The 2007 Global Summit on AIDS and the Church, a three-day conference intended to empower churches to tackle the epidemic took place on the eve of World AIDS Day.
Hosted by Rick Warren, Founder and Senior Pastor of Saddleback Church in Lake Forest, and influential author of runaway best-seller The Purpose-Driven Life,” the event featured religious and public health speakers from around the world: Peter Piot, MD, Executive Director UNAIDS and Under Secretary General of the United Nations, Ambassador Mark Dybul, MD, United States Global AIDS Coordinator and Her Excellency, Mrs. Jeannette Kagame, First Lady of Rwanda and Co-Founder of The Organization of African First Ladies Against AIDS were among the plenary speakers.
Last year, for World AIDS Day 2006, the 20,000 member Saddleback Church in Orange County hosted an event that was attended by presidential hopeful Senator Sam Brownback (R-Kansas) and Senator Barack Obama (D- Illinois).
All of the presidential candidates were invited again this year, but only Senator Hillary Clinton attended and chose the occasion to launch her proposal to deal with the epidemic. After acknowledging the efforts of the current administration, she vowed to build on those efforts.
“Twenty five years ago men – mostly young gay men – began to die from a disease that had no name. We could not talk about it in church. It would not have been polite. It would have been discomforting for so many of us,” said Clinton. “But the disease itself was not polite and ignoring it did not make it go away. It is a problem of our common humanity, and we are called to respond with love, with mercy and with urgency.”
Senator Clinton unveiled her strategy to fight disease and raise hope, opportunity and human dignity around the world. The plan includes at least $50 billion to provide universal access to treatment, prevention, and care for global HIV/AIDS by 2013. The plan also includes a $1 billion per year commitment to address malaria infection in Africa, with the goal of stamping out malaria deaths in Africa altogether by the end of her second term.

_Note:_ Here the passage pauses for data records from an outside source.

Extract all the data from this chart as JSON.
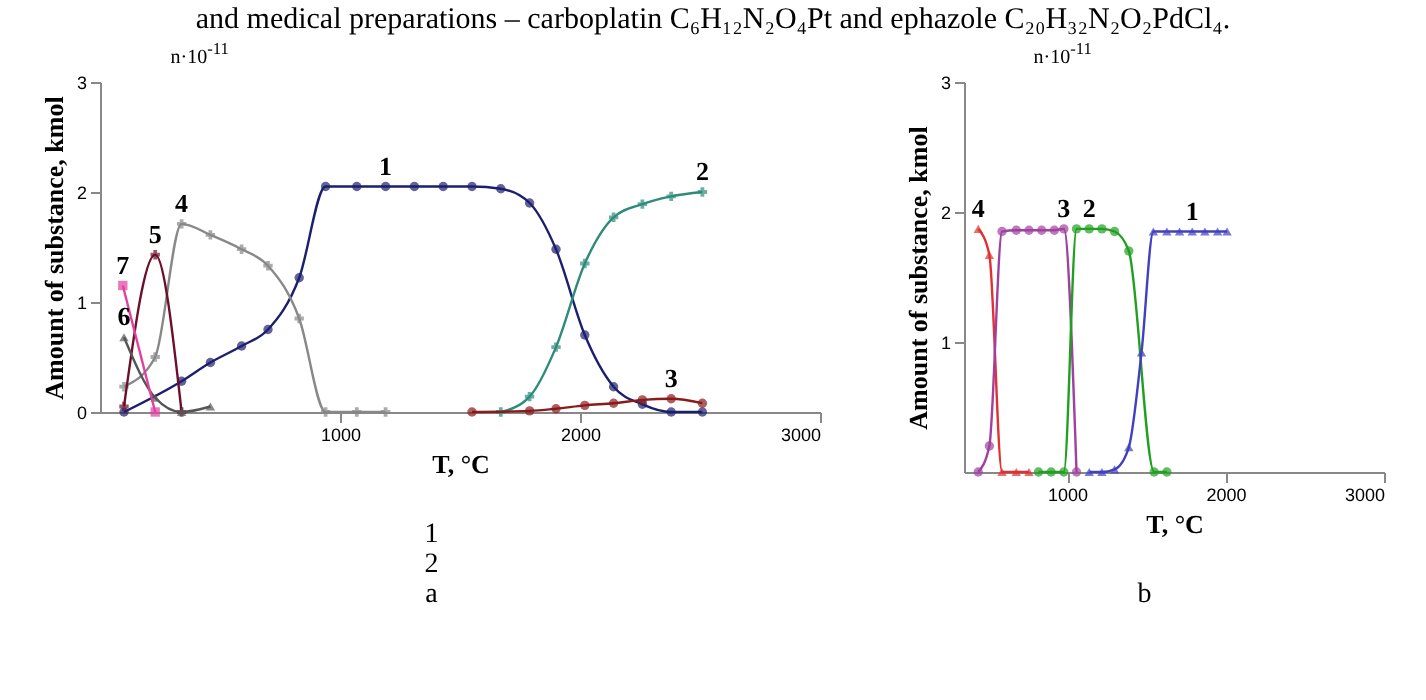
{
  "chart_data": [
    {
      "type": "line",
      "title": "and medical preparations – carboplatin C₆H₁₂N₂O₄Pt and ephazole C₂₀H₃₂N₂O₂PdCl₄.",
      "xlabel": "T, °C",
      "ylabel": "Amount of substance, kmol",
      "xlim": [
        0,
        3000
      ],
      "ylim": [
        0,
        3
      ],
      "xticks": [
        1000,
        2000,
        3000
      ],
      "yticks": [
        0,
        1,
        2,
        3
      ],
      "grid": false,
      "series": [
        {
          "name": "1",
          "color": "#1c1f6e",
          "marker": "circle",
          "x": [
            100,
            340,
            460,
            590,
            700,
            830,
            940,
            1070,
            1190,
            1310,
            1430,
            1550,
            1670,
            1790,
            1900,
            2020,
            2140,
            2260,
            2380,
            2510
          ],
          "values": [
            0,
            0.28,
            0.45,
            0.6,
            0.75,
            1.22,
            2.05,
            2.05,
            2.05,
            2.05,
            2.05,
            2.05,
            2.03,
            1.9,
            1.48,
            0.7,
            0.23,
            0.07,
            0,
            0
          ]
        },
        {
          "name": "2",
          "color": "#2e8b7a",
          "marker": "cross",
          "x": [
            1670,
            1790,
            1900,
            2020,
            2140,
            2260,
            2380,
            2510
          ],
          "values": [
            0,
            0.14,
            0.59,
            1.35,
            1.77,
            1.89,
            1.96,
            2.0
          ]
        },
        {
          "name": "3",
          "color": "#8b1a1a",
          "marker": "circle",
          "x": [
            1550,
            1790,
            1900,
            2020,
            2140,
            2260,
            2380,
            2510
          ],
          "values": [
            0,
            0.01,
            0.03,
            0.06,
            0.08,
            0.11,
            0.12,
            0.08
          ]
        },
        {
          "name": "4",
          "color": "#888888",
          "marker": "cross",
          "x": [
            100,
            230,
            340,
            460,
            590,
            700,
            830,
            940,
            1070,
            1190
          ],
          "values": [
            0.23,
            0.5,
            1.71,
            1.61,
            1.48,
            1.33,
            0.85,
            0,
            0,
            0
          ]
        },
        {
          "name": "5",
          "color": "#6b0f2a",
          "marker": "cross",
          "x": [
            100,
            230,
            340
          ],
          "values": [
            0.05,
            1.43,
            0
          ]
        },
        {
          "name": "6",
          "color": "#555555",
          "marker": "triangle",
          "x": [
            100,
            230,
            340,
            460
          ],
          "values": [
            0.68,
            0.13,
            0,
            0.05
          ]
        },
        {
          "name": "7",
          "color": "#e040a0",
          "marker": "square",
          "x": [
            95,
            230
          ],
          "values": [
            1.15,
            0
          ]
        }
      ],
      "annotations": [
        "n·10$^{-11}$",
        "1",
        "2",
        "a"
      ]
    },
    {
      "type": "line",
      "xlabel": "T, °C",
      "ylabel": "Amount of substance, kmol",
      "xlim": [
        350,
        3000
      ],
      "ylim": [
        0,
        3
      ],
      "xticks": [
        1000,
        2000,
        3000
      ],
      "yticks": [
        1,
        2,
        3
      ],
      "grid": false,
      "series": [
        {
          "name": "4",
          "color": "#e03030",
          "marker": "triangle",
          "x": [
            440,
            510,
            590,
            680,
            760
          ],
          "values": [
            1.87,
            1.67,
            0,
            0,
            0
          ]
        },
        {
          "name": "3",
          "color": "#a040a0",
          "marker": "circle",
          "x": [
            440,
            510,
            590,
            680,
            760,
            840,
            920,
            980,
            1060
          ],
          "values": [
            0,
            0.2,
            1.85,
            1.86,
            1.86,
            1.86,
            1.86,
            1.87,
            0
          ]
        },
        {
          "name": "2",
          "color": "#20a020",
          "marker": "circle",
          "x": [
            820,
            900,
            980,
            1060,
            1140,
            1220,
            1300,
            1390,
            1550,
            1630
          ],
          "values": [
            0,
            0,
            0,
            1.87,
            1.87,
            1.87,
            1.85,
            1.7,
            0,
            0
          ]
        },
        {
          "name": "1",
          "color": "#4040c0",
          "marker": "triangle",
          "x": [
            1140,
            1220,
            1300,
            1390,
            1470,
            1545,
            1630,
            1710,
            1790,
            1870,
            1950,
            2010
          ],
          "values": [
            0,
            0,
            0.02,
            0.19,
            0.92,
            1.85,
            1.85,
            1.85,
            1.85,
            1.85,
            1.85,
            1.85
          ]
        }
      ],
      "annotations": [
        "n·10$^{-11}$",
        "b"
      ]
    }
  ]
}
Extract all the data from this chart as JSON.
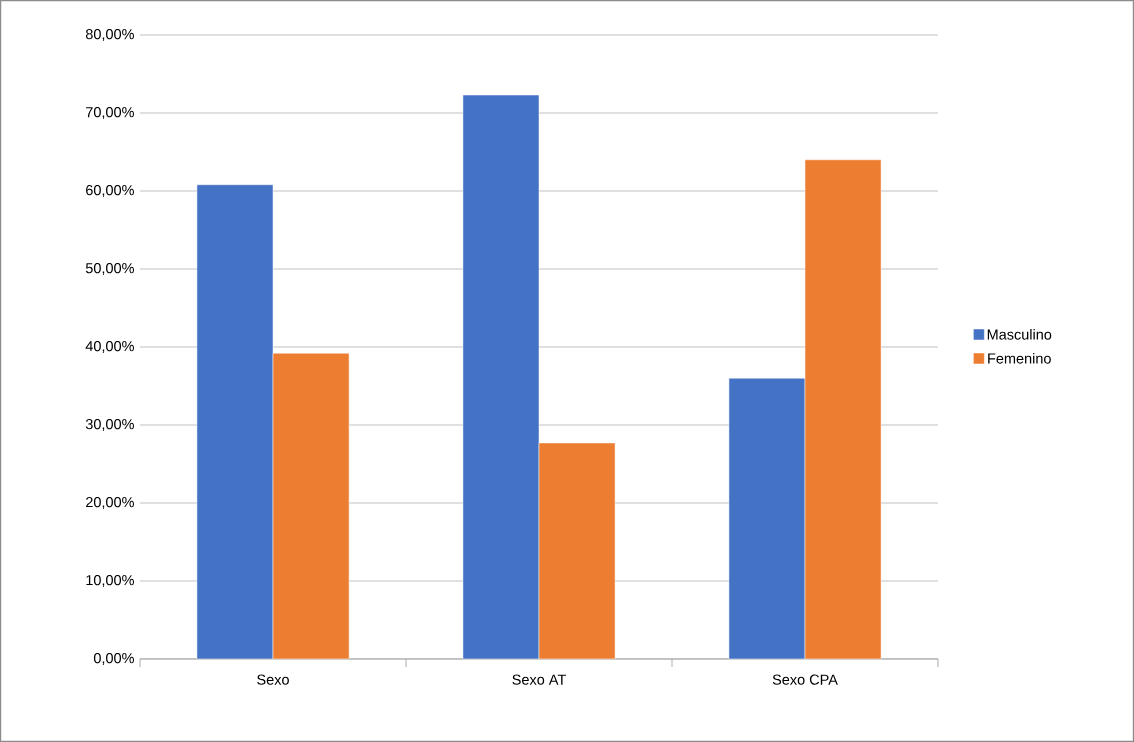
{
  "chart_data": {
    "type": "bar",
    "categories": [
      "Sexo",
      "Sexo AT",
      "Sexo CPA"
    ],
    "series": [
      {
        "name": "Masculino",
        "color": "#4472c4",
        "values": [
          60.8,
          72.3,
          36.0
        ]
      },
      {
        "name": "Femenino",
        "color": "#ed7d31",
        "values": [
          39.2,
          27.7,
          64.0
        ]
      }
    ],
    "ylim": [
      0,
      80
    ],
    "yticks": [
      {
        "value": 0,
        "label": "0,00%"
      },
      {
        "value": 10,
        "label": "10,00%"
      },
      {
        "value": 20,
        "label": "20,00%"
      },
      {
        "value": 30,
        "label": "30,00%"
      },
      {
        "value": 40,
        "label": "40,00%"
      },
      {
        "value": 50,
        "label": "50,00%"
      },
      {
        "value": 60,
        "label": "60,00%"
      },
      {
        "value": 70,
        "label": "70,00%"
      },
      {
        "value": 80,
        "label": "80,00%"
      }
    ],
    "grid": "y",
    "legend": "right"
  }
}
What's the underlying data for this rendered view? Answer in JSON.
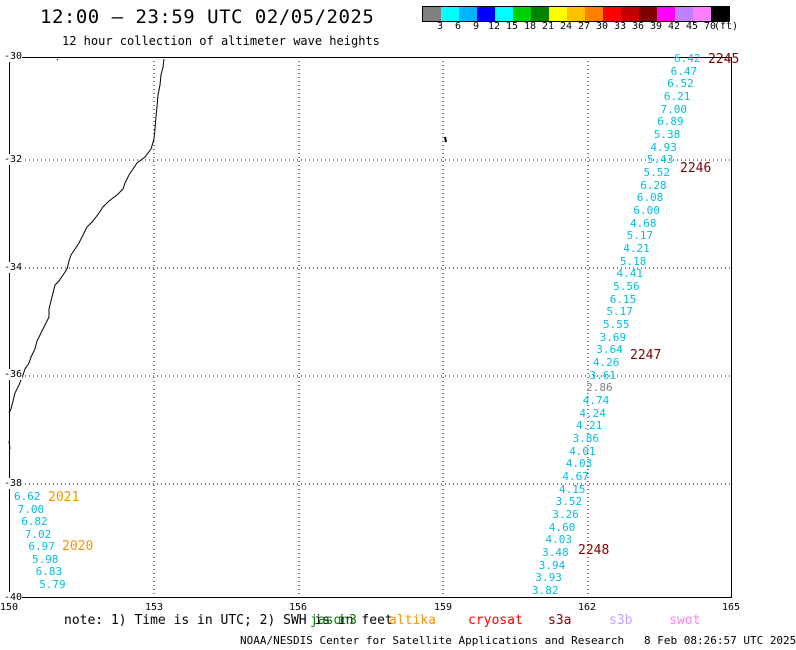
{
  "header": {
    "title": "12:00 – 23:59 UTC 02/05/2025",
    "subtitle": "12 hour collection of altimeter wave heights"
  },
  "colorbar": {
    "colors": [
      "#808080",
      "#00ffff",
      "#00b4ff",
      "#0000ff",
      "#00ffff",
      "#00d000",
      "#008000",
      "#ffff00",
      "#ffc000",
      "#ff8000",
      "#ff0000",
      "#c00000",
      "#800000",
      "#ff00ff",
      "#c080ff",
      "#ff80ff",
      "#000000"
    ],
    "labels": [
      "3",
      "6",
      "9",
      "12",
      "15",
      "18",
      "21",
      "24",
      "27",
      "30",
      "33",
      "36",
      "39",
      "42",
      "45",
      "70",
      "(ft)"
    ]
  },
  "axes": {
    "y_labels": [
      "-30",
      "-32",
      "-34",
      "-36",
      "-38",
      "-40"
    ],
    "x_labels": [
      "150",
      "153",
      "156",
      "159",
      "162",
      "165"
    ]
  },
  "track_labels": [
    {
      "text": "2245",
      "color": "#800000"
    },
    {
      "text": "2246",
      "color": "#800000"
    },
    {
      "text": "2247",
      "color": "#800000"
    },
    {
      "text": "2248",
      "color": "#800000"
    },
    {
      "text": "2021",
      "color": "#ff9000"
    },
    {
      "text": "2020",
      "color": "#ff9000"
    }
  ],
  "wave_heights_right": [
    "6.42",
    "6.47",
    "6.52",
    "6.21",
    "7.00",
    "6.89",
    "5.38",
    "4.93",
    "5.43",
    "5.52",
    "6.28",
    "6.08",
    "6.00",
    "4.68",
    "5.17",
    "4.21",
    "5.18",
    "4.41",
    "5.56",
    "6.15",
    "5.17",
    "5.55",
    "3.69",
    "3.64",
    "4.26",
    "3.61",
    "2.86",
    "4.74",
    "4.24",
    "4.21",
    "3.86",
    "4.01",
    "4.03",
    "4.67",
    "4.15",
    "3.52",
    "3.26",
    "4.60",
    "4.03",
    "3.48",
    "3.94",
    "3.93",
    "3.82"
  ],
  "wave_heights_left": [
    "6.62",
    "7.00",
    "6.82",
    "7.02",
    "6.97",
    "5.98",
    "6.83",
    "5.79"
  ],
  "footer": {
    "note": "note: 1) Time is in UTC; 2) SWH is in feet",
    "satellites": [
      {
        "name": "jason3",
        "color": "#008000"
      },
      {
        "name": "altika",
        "color": "#ff9000"
      },
      {
        "name": "cryosat",
        "color": "#ff0000"
      },
      {
        "name": "s3a",
        "color": "#800000"
      },
      {
        "name": "s3b",
        "color": "#c0a0ff"
      },
      {
        "name": "swot",
        "color": "#ff80ff"
      }
    ],
    "credits": "NOAA/NESDIS Center for Satellite Applications and Research",
    "timestamp": "8 Feb 08:26:57 UTC 2025"
  }
}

Her plan will reduce poverty, improve health outcomes, increase educational opportunity, expand economic development, and improve political and economic stability around the world. The Clinton plan also includes investments in providing the world’s children with free, basic education, expanding opportunities for women, and eliminating the debt of the world’s poorest countries.
Meanwhile, in Washington DC, hundreds of activists held a rally outside the White House on the eve of World AIDS Day to protest current policies and urge the White House to recommit to fighting the AIDS epidemic. Forty demonstrators were arrested for refusing to disperse.
President George W. Bush has responded by calling on Congress to approve an additional $30 billion to fight the worldwide AIDS epidemic over the next five years: “We rededicate ourselves to a great purpose: We will turn the tide against HIV/AIDS — once and for all,” Bush told a Methodist congregation in Maryland that night.